Now, there is a lot of discussion about officers who have a lot of complaints who are not fired, and instead given the opportunity to be very resigned and can move from one department to another. The police community owes it to us to make sure that they do not become police officers. If they're doing such a bad job, that your department is telling them they need to leave, there needs to be a way to make sure that they can't work someplace else.
Why hasn't that happened?
Well, I mean, it's the same reason that businesses allow people to resign rather than fire them: because we don't want a lawsuit. We hope they will get another job and it won't be a problem.
I don't think that what happens in policing is so different in that regard from the corporate world, but the implications are much greater.
What needs to be done about addressing racism directly?
There needs to be greater transparency in the discussion about where resources are put in communities and which communities are going to receive the bulk of patrolling.
Are police departments organized locally? Who is in charge of coming out and saying that they are going to make these changes?
There are between 12,000 and 18,000 police departments. And I can't tell you how many, because police departments can open up and shut down at any time and they don't need to tell anybody.
We have designed it on purpose because they are hyperlocal. When we look at the national incident-based reporting system and when we look at those national crime numbers, that is all voluntary response. They are not required to submit to the federal government.
Who knew.
There has been a big push in Congress to collect more data, but again, they can not mandate it.
What do you think about that?
States that will create their own posts, officer standards, and training, and they will set minimum standards for the state. And then you have departments that may go above and beyond. But states can require that the police department do something, and the federal government can not.
Interesting. Have you seen a push by states to get more information and data from their local police departments?
Absolutely. Here in Massachusetts, there is a big push for reform. They're pushing for a Peace Officers Standards and Training (POST) to set minimum standards in Massachusetts, which we never had because we didn't think we needed it, apparently.

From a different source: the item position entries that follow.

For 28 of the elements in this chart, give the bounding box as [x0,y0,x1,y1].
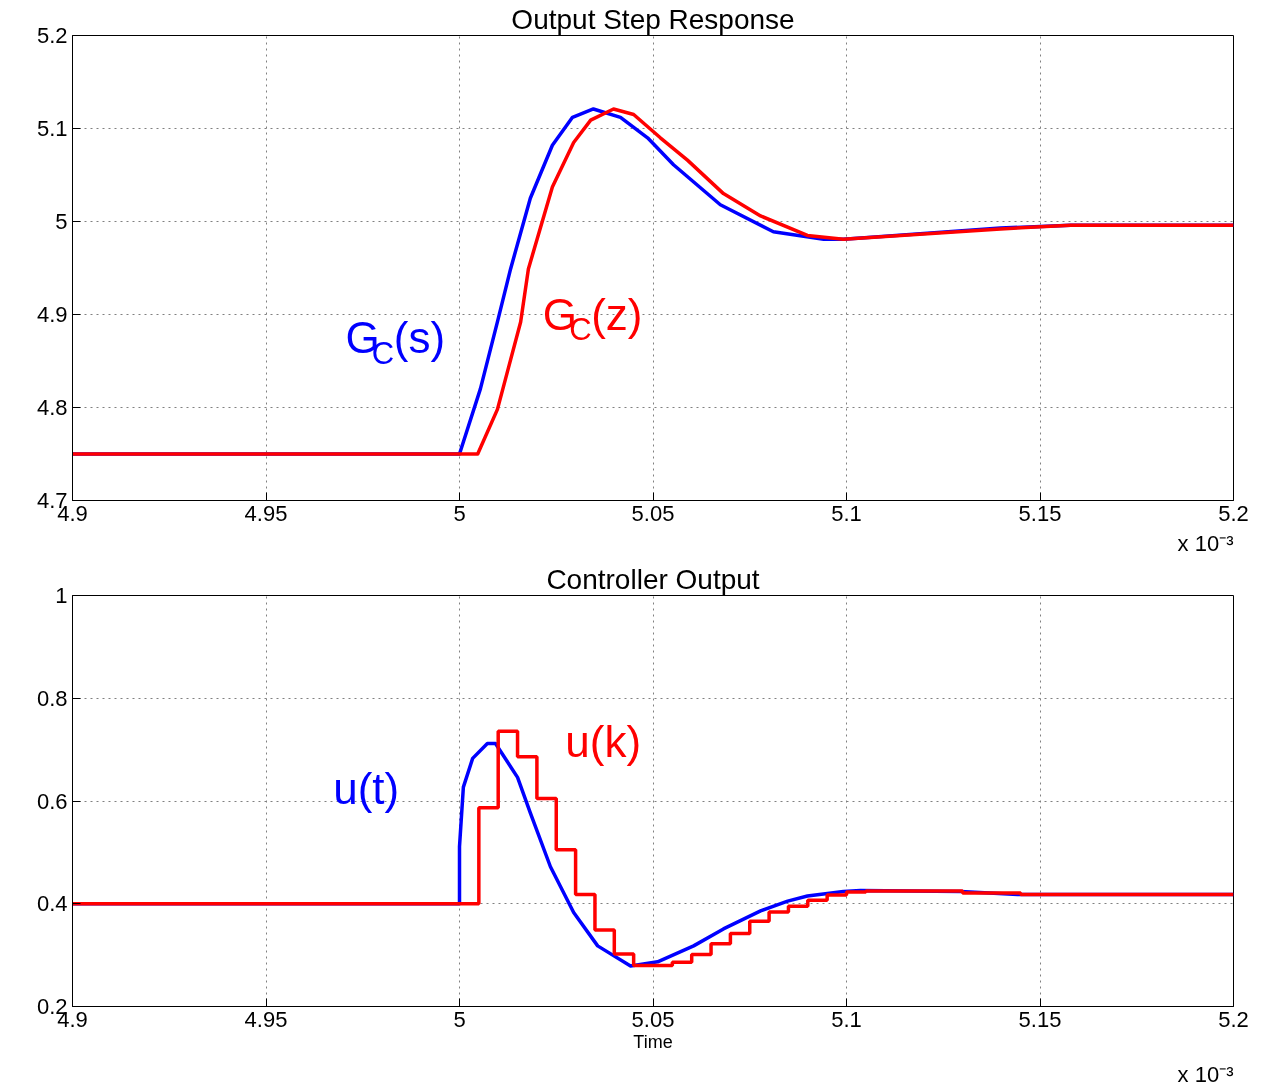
y-tick-label: 5 [55,209,68,234]
x-tick-label: 4.95 [244,500,288,526]
y-tick-label: 5.1 [36,116,68,141]
text: x 10⁻³ [1177,1061,1234,1087]
x-tick-label: 4.95 [244,1006,288,1032]
x-tick-label: 5 [453,500,466,526]
x-tick-label: 5.15 [1018,1006,1062,1032]
x-tick-label: 5.05 [631,1006,675,1032]
x-tick-label: 5.1 [831,500,862,526]
x-tick-label: 5.2 [1218,1006,1249,1032]
series-label: u(k) [565,716,642,766]
y-tick-label: 5.2 [36,23,68,48]
y-tick-label: 4.9 [36,302,68,327]
x-tick-label: 5 [453,1006,466,1032]
y-tick-label: 0.8 [36,685,68,711]
x-tick-label: 5.1 [831,1006,862,1032]
x-tick-label: 5.05 [631,500,675,526]
x-axis-title: Time [633,1031,673,1052]
y-tick-label: 0.6 [36,788,68,814]
series-label: u(t) [333,764,400,814]
x-tick-label: 5.2 [1218,500,1249,526]
text: x 10⁻³ [1177,530,1234,556]
x-tick-label: 5.15 [1018,500,1062,526]
y-tick-label: 4.8 [36,395,68,420]
y-tick-label: 0.4 [36,891,68,917]
chart-title: Output Step Response [511,3,795,35]
y-tick-label: 1 [55,583,68,608]
chart-title: Controller Output [546,563,760,595]
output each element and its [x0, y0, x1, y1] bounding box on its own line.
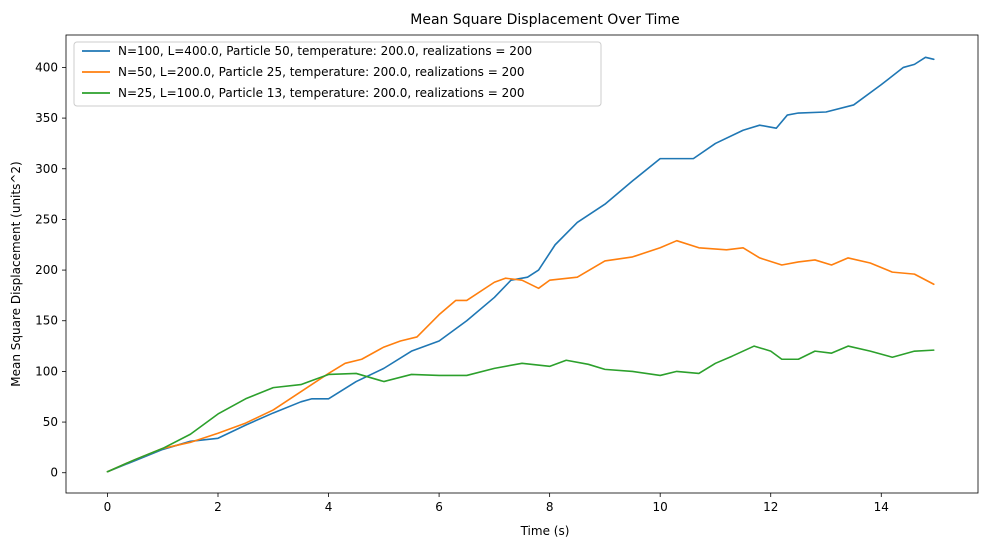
- y-tick-label: 300: [35, 162, 58, 176]
- x-tick-label: 0: [104, 500, 112, 514]
- x-tick-label: 10: [653, 500, 668, 514]
- legend-label-1: N=100, L=400.0, Particle 50, temperature…: [118, 44, 532, 58]
- legend: N=100, L=400.0, Particle 50, temperature…: [73, 41, 602, 107]
- plot-area: [106, 56, 935, 473]
- plot-frame: [65, 34, 979, 494]
- y-tick-label: 50: [43, 415, 58, 429]
- x-tick-label: 4: [325, 500, 333, 514]
- y-tick-label: 400: [35, 60, 58, 74]
- y-tick-label: 150: [35, 314, 58, 328]
- y-tick-label: 350: [35, 111, 58, 125]
- series-line-2: [106, 239, 935, 473]
- y-tick-label: 250: [35, 212, 58, 226]
- y-axis-label: Mean Square Displacement (units^2): [9, 161, 23, 386]
- x-tick-label: 14: [874, 500, 889, 514]
- x-tick-label: 8: [546, 500, 554, 514]
- axes: 0 2 4 6 8 10 12 14 0 50 100 150 200 250 300 350 400: [35, 34, 979, 514]
- chart-title: Mean Square Displacement Over Time: [410, 12, 679, 28]
- x-axis-label: Time (s): [520, 524, 570, 538]
- x-tick-label: 2: [214, 500, 222, 514]
- y-tick-label: 200: [35, 263, 58, 277]
- legend-box: [73, 41, 602, 107]
- y-tick-label: 0: [50, 466, 58, 480]
- series-line-3: [106, 345, 935, 473]
- legend-label-2: N=50, L=200.0, Particle 25, temperature:…: [118, 65, 525, 79]
- series-line-1: [106, 56, 935, 473]
- y-tick-label: 100: [35, 364, 58, 378]
- x-tick-label: 6: [435, 500, 443, 514]
- x-tick-label: 12: [763, 500, 778, 514]
- legend-label-3: N=25, L=100.0, Particle 13, temperature:…: [118, 86, 525, 100]
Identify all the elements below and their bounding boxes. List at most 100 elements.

Academy training is decided either by the individual department or by the state, depending on what type of Academy. Most police departments don't have their own police Academy, they're not big enough. They will go to a regional one, or a larger city.
And are they public or private academies?
In the Northeast, they're all public. If you go down to Florida, you can go to a community college academy, which you can pay for yourself and then put yourself out to be hired. So it depends on which part of the country you're in. The standards are very different all over - some of the more rural areas the rules are quite flexible.
In parts of Louisiana, if you work 35 hours a week or less, you never have to have to go through the Academy because you are considered part-time.
Do you think there needs to be some sort of blanketed national police exam that you need to pass in order to carry a gun?
But what would that entail? Really?
I don't know...
When I think about it, like universally, every police officer has to qualify with their firearm. They have to know how to use it. When you think about it, most police officers will never even pull their weapon out of their holster, and they never fire it except in training. Research tells if they're not great shots.
What happens on top of that, that is different across communities and across states. So what would a blanket policy look like?